On 2013-02-09, at 12:18 PM, Peter Brawley <peter.brawley at earthlink.net 
<mailto:peter.brawley at earthlink.net>> wrote:

On 2013-02-09 12:15 PM, Hans-Christian Andersen wrote:
>
>> So far, Oracle has MariaDB developers running as fast as they can 
>> just to avoid falling further behind.
> As far as I can tell, MariaDB provides more advanced features than 
> stock open-source MySQL does, so I'm not sure what you mean by this?

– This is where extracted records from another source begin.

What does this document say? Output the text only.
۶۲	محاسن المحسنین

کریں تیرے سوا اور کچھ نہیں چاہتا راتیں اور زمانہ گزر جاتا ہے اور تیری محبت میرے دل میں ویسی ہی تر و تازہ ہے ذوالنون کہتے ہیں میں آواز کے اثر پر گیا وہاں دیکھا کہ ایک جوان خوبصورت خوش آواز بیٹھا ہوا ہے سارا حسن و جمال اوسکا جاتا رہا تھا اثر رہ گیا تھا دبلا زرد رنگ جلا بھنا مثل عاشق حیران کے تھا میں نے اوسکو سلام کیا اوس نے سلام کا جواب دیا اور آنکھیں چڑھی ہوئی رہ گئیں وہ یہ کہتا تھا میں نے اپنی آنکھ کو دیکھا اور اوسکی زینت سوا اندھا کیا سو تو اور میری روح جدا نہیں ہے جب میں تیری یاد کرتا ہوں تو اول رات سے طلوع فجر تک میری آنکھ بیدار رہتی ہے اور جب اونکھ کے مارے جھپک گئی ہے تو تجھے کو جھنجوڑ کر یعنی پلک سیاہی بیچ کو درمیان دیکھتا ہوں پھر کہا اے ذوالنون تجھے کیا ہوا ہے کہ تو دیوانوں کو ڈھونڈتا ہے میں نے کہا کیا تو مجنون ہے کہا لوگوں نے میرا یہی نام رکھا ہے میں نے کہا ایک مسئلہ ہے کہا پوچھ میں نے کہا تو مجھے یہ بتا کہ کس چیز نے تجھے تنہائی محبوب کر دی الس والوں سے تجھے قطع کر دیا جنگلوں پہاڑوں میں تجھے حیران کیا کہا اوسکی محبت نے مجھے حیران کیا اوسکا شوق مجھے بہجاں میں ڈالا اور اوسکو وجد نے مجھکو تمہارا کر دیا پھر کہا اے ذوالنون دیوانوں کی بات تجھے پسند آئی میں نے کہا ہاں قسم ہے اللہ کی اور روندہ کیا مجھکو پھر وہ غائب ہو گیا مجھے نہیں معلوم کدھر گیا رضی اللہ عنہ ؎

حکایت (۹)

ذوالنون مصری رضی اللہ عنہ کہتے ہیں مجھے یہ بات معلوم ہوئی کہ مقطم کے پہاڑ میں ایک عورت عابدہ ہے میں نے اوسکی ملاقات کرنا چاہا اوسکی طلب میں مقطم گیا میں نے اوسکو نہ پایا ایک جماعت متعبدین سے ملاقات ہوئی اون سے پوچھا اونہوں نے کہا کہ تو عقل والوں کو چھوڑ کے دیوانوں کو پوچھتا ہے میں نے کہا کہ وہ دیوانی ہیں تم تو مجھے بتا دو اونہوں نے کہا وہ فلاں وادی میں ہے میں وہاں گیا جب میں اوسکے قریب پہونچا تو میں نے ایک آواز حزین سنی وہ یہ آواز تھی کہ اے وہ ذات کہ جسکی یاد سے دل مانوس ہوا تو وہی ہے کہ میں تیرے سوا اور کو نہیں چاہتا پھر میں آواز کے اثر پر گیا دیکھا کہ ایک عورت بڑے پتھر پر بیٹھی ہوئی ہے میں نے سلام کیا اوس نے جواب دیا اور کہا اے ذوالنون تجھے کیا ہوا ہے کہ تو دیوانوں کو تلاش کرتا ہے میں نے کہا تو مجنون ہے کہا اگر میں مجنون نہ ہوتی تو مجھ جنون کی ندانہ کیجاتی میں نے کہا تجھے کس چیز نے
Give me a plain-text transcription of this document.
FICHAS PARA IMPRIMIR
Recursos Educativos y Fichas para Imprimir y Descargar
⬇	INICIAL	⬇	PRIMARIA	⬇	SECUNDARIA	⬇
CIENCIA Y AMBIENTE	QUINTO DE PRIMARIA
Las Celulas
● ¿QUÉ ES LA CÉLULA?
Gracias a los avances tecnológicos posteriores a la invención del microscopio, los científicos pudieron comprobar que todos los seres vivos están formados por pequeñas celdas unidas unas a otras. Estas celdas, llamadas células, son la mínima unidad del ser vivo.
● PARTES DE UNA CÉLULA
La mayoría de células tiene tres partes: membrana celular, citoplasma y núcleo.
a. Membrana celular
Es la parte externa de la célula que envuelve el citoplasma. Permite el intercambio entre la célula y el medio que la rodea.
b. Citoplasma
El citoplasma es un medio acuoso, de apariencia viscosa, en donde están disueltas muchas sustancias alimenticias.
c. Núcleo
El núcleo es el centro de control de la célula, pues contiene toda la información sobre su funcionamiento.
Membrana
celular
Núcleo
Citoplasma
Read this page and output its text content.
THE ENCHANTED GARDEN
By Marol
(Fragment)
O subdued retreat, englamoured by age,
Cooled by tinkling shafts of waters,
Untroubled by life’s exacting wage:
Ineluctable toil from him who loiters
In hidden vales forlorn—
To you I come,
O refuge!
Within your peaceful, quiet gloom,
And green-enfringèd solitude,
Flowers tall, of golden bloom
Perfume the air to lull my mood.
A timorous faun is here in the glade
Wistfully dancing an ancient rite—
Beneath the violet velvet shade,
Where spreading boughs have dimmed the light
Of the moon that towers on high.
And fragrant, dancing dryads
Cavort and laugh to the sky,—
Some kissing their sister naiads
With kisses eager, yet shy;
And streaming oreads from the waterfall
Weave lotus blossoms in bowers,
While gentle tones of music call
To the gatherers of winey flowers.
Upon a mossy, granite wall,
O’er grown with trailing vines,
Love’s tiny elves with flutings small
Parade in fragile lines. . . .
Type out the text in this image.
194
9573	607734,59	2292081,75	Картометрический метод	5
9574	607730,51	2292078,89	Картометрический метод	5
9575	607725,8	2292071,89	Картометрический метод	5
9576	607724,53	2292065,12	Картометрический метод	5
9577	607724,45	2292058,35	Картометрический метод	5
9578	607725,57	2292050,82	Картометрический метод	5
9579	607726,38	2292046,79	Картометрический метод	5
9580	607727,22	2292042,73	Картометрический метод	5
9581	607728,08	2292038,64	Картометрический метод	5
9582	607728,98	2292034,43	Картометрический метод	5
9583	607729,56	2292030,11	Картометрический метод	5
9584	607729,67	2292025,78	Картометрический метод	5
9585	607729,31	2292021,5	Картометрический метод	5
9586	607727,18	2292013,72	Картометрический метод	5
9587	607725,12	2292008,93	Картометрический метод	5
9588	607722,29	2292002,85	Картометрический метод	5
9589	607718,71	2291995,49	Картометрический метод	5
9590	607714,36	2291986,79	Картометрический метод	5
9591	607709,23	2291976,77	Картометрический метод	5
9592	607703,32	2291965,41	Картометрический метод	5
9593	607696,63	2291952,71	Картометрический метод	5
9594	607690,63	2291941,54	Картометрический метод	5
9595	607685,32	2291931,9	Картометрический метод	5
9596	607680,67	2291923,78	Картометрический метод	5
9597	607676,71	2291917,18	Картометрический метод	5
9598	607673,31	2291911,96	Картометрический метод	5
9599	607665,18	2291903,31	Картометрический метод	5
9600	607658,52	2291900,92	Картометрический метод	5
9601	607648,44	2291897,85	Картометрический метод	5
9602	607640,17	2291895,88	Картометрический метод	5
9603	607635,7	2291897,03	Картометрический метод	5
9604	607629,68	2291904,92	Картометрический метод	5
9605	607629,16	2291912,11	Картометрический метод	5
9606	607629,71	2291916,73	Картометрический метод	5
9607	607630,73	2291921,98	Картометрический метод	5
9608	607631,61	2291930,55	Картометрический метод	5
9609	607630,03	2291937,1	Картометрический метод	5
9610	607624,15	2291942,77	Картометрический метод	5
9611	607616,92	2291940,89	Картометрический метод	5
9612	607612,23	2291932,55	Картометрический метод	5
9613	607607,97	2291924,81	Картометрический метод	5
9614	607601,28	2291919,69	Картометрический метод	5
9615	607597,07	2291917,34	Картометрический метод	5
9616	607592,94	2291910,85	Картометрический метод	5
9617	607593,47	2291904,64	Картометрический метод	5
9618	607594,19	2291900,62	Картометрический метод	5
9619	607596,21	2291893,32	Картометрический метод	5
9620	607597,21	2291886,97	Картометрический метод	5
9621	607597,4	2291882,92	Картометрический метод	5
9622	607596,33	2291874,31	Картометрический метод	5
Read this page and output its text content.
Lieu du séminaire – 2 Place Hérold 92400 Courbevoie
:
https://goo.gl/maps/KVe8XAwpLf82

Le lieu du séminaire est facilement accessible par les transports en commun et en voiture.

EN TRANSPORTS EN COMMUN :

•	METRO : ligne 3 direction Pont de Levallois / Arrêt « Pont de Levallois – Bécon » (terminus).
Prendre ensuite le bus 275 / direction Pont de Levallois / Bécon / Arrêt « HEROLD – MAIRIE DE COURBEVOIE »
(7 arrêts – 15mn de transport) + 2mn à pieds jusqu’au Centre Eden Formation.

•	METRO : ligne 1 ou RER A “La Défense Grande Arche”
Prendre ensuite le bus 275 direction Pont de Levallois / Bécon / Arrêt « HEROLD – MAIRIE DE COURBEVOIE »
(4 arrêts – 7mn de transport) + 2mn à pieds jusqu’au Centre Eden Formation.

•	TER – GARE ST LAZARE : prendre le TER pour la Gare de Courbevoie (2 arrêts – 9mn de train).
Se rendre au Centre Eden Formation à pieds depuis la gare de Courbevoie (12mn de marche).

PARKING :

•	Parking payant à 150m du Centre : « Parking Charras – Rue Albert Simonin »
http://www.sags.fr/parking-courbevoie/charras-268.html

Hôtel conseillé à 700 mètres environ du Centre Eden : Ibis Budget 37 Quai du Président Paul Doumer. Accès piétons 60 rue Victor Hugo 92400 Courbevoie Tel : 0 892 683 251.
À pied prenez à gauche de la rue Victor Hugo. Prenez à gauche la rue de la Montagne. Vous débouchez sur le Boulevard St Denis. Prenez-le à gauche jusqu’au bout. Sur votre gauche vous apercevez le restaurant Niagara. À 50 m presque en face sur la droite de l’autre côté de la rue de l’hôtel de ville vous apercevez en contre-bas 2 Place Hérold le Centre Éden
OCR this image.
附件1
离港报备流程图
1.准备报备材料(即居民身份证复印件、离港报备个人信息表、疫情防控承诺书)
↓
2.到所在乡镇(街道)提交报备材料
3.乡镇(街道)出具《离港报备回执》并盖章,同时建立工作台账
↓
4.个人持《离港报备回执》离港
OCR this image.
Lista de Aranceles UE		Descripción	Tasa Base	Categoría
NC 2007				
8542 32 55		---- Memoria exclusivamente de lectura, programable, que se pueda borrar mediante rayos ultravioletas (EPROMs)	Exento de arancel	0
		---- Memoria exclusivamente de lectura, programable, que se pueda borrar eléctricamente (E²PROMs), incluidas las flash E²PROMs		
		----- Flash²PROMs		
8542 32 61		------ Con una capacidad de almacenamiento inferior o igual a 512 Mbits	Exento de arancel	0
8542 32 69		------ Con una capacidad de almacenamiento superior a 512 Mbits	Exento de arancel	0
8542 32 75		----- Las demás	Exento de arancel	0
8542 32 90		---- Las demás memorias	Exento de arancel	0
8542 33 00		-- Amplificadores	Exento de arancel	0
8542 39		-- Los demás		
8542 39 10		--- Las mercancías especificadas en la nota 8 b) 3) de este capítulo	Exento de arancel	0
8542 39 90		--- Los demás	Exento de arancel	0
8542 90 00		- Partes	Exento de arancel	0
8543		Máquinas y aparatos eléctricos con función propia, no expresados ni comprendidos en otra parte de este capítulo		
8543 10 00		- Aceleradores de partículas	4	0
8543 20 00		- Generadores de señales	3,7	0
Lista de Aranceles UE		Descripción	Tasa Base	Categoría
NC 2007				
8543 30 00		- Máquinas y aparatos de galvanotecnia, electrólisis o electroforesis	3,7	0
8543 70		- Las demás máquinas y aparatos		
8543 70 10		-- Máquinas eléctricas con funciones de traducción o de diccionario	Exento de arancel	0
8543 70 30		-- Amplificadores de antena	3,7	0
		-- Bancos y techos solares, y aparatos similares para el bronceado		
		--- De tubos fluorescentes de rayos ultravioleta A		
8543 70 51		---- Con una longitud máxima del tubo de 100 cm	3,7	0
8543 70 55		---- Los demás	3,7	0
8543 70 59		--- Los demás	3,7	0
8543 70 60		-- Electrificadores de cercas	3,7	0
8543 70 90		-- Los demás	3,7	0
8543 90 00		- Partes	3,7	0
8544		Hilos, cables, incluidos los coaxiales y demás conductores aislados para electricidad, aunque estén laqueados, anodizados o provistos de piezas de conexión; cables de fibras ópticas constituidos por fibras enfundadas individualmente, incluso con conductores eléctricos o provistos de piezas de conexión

MariaDB is running weeks to months behind MySQL 5.5, and isn't even 
trying yet for compatibility with much of the new stuff in MySQL 5.6 
(http://dev.mysql.com/doc/relnotes/mysql/5.6/en/).

>
>
>>> I predict will be a long while before MySQL disappears from the 
>>> landscape as MySQL has such an advantage being a very well known and 
>>> established product.
>> It's a web hosting staple, so it won't go away till there are 
>> fundamental changes in that technology.
> To be honest, I think it is a lot simpler than this. Since most of 
> these shared hosting services are based on Linux, I think the 
> migration to MariaDB really comes down to whether their Linux 
> distribution of choice includes MariaDB in their package manager and 
> how long it takes for these hosting providers to keep up to date with 
> the latest versions of their Linux distributions and software packages.

If your business depends on websites that use MySQL, what business 
problem would you solve by migrating to MariaDB? In most cases, I think 
the answer is "none".

For that situation to change, it seems to me, (i) Oracle will have to 
commit a major gaffe with the community edition of MySQL, and (ii) a 
majority of hosting providers will have to provide strictly comparable 
versions of MariaDb plus simple tools for seamless migration.

I'm not betting against [i]. I just notice it hasn't happened yet.